Pierre ANDRIEU : le conflit armé est la prolongation d’un conflit qui date de l’URSS, et même d’avant. Selon la politique soviétique des nationalités, théorisée par Staline dès avant la Revolution de 1917 (un peuple, une territoire, une langue), une région autonome du Haut-Karabagh avait été créée et, bien que déjà peuplée en majorité d’Arméniens, attribuée à la République socialiste soviétique (RSS) d’Azerbaïdjan et non pas à la RSS d’Arménie, pour des raisons peu claires. La racine du conflit actuel réside dans cette répartition arbitraire des territoires.

La nouvelle donne apparue maintenant semble être le soutien direct, massif et armé de la Turquie, pourtant membre du groupe de Minsk, à l’Azerbaïdjan. De ce fait, l’Arménie refuse que la Turquie fasse partie des co-présidents du groupe de Minsk. Le groupe de Minsk, composé de 13 pays, dont les deux protagonistes, a été constitué en 1992 par l’OSCE afin de trouver une issue pacifique à la guerre arméno-azerbaïdjanaise. Celle-ci s’était terminée en 1994 par par un cessez-le-feu consacrant l’occupation par l’Arménie non seulement de la région autonome mais aussi de sept districts azerbaïdjanais n’ayant jamais fait partie de celle-ci. Le groupe de Minsk est le seul format disposant du mandat de négociation de l’OSCE avec le soutien de la communauté internationale (ONU, UE) …

EAP : les facteurs confessionnels sont-ils selon vous essentiels dans ce conflit entre Arménie chrétienne et Azerbaïdjan musulman?

Pierre ANDRIEU : plutôt que des facteurs confessionnels (les deux Républiques sont laïques), c’est le choc entre deux forts nationalismes qui explique l’intensité et la virulence de ce conflit vieux de plus d’un siècle. Les Arméniens considèrent les Azerbaïdjanais comme les continuateurs des auteurs du génocide de 1905 alors que les Azerbaïdjanais voient les Arméniens comme des usurpateurs de territoires qu’ils considèrent historiquement comme relevant de leur souveraineté.

En outre, dans ce conflit, deux principes du droit international s’opposent de manière irréconciliable, celui de l’inviolabilité des frontières internationalement reconnues et celui du droit des peuples à disposer d’eux-mêmes.

EAP : la Russie et la Turquie sont-elles engagées dans une guerre par procuration en Libye, dans le Caucase et en Syrie?

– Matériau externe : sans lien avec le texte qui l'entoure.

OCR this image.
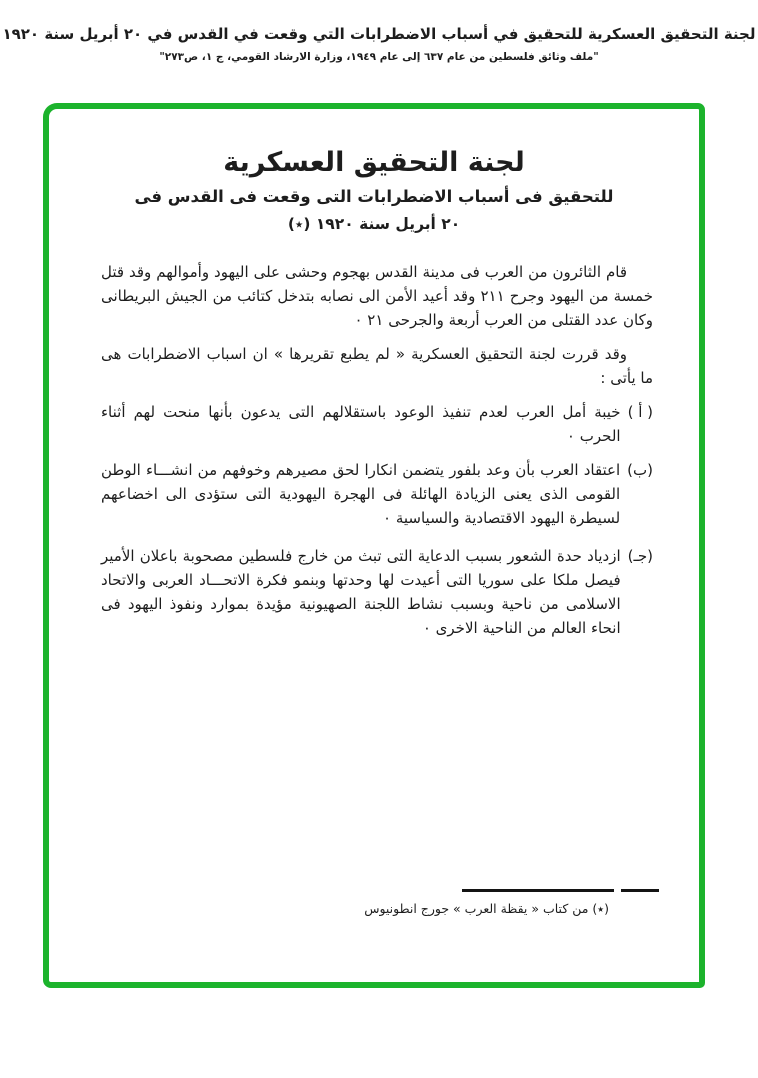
لجنة التحقيق العسكرية للتحقيق في أسباب الاضطرابات التي وقعت في القدس في ٢٠ أبريل سنة ١٩٢٠
"ملف وثائق فلسطين من عام ٦٣٧ إلى عام ١٩٤٩، وزارة الارشاد القومي، ج ١، ص٢٧٣"
لجنة التحقيق العسكرية
للتحقيق فى أسباب الاضطرابات التى وقعت فى القدس فى
٢٠ أبريل سنة ١٩٢٠ (٭)

قام الثائرون من العرب فى مدينة القدس بهجوم وحشى على اليهود وأموالهم وقد قتل خمسة من اليهود وجرح ٢١١ وقد أعيد الأمن الى نصابه بتدخل كتائب من الجيش البريطانى وكان عدد القتلى من العرب أربعة والجرحى ٢١ ٠

وقد قررت لجنة التحقيق العسكرية « لم يطبع تقريرها » ان اسباب الاضطرابات هى ما يأتى :

( أ )
خيبة أمل العرب لعدم تنفيذ الوعود باستقلالهم التى يدعون بأنها منحت لهم أثناء الحرب ٠
(ب)
اعتقاد العرب بأن وعد بلفور يتضمن انكارا لحق مصيرهم وخوفهم من انشـــاء الوطن القومى الذى يعنى الزيادة الهائلة فى الهجرة اليهودية التى ستؤدى الى اخضاعهم لسيطرة اليهود الاقتصادية والسياسية ٠
(جـ)
ازدياد حدة الشعور بسبب الدعاية التى تبث من خارج فلسطين مصحوبة باعلان الأمير فيصل ملكا على سوريا التى أعيدت لها وحدتها وبنمو فكرة الاتحـــاد العربى والاتحاد الاسلامى من ناحية وبسبب نشاط اللجنة الصهيونية مؤيدة بموارد ونفوذ اليهود فى انحاء العالم من الناحية الاخرى ٠
(٭) من كتاب « يقظة العرب » جورج انطونيوس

Pierre ANDRIEU : c’est précisément ce que la Russie, de concert avec les deux autres co-présidents du groupe de Minsk (France et Etats-Unis), souhaiteraient éviter car le conflit arméno-azerbaïdjanais, déjà tellement difficile à résoudre, pourrait, en s’internationalisant, échapper totalement aux efforts de négociation menés par le groupe de Minsk et avoir de graves conséquences pour la sécurité régionale et au-delà.

EAP : quelles initiatives pourraient prendre le groupe de Minsk pour trouver un cessez-le-feu?

Pierre ANDRIEU : le groupe de Minsk, et particulièrement ses trois co-présidents, poursuivent depuis de longues années leurs efforts pour rapprocher les positions des deux parties en leur proposant des solutions diplomatiques (« les cinq principes de Madrid » acceptés en principe par les deux parties) et en encourageant leurs dirigeants à se rencontrer aussi souvent que possible afin de poursuivre le dialogue.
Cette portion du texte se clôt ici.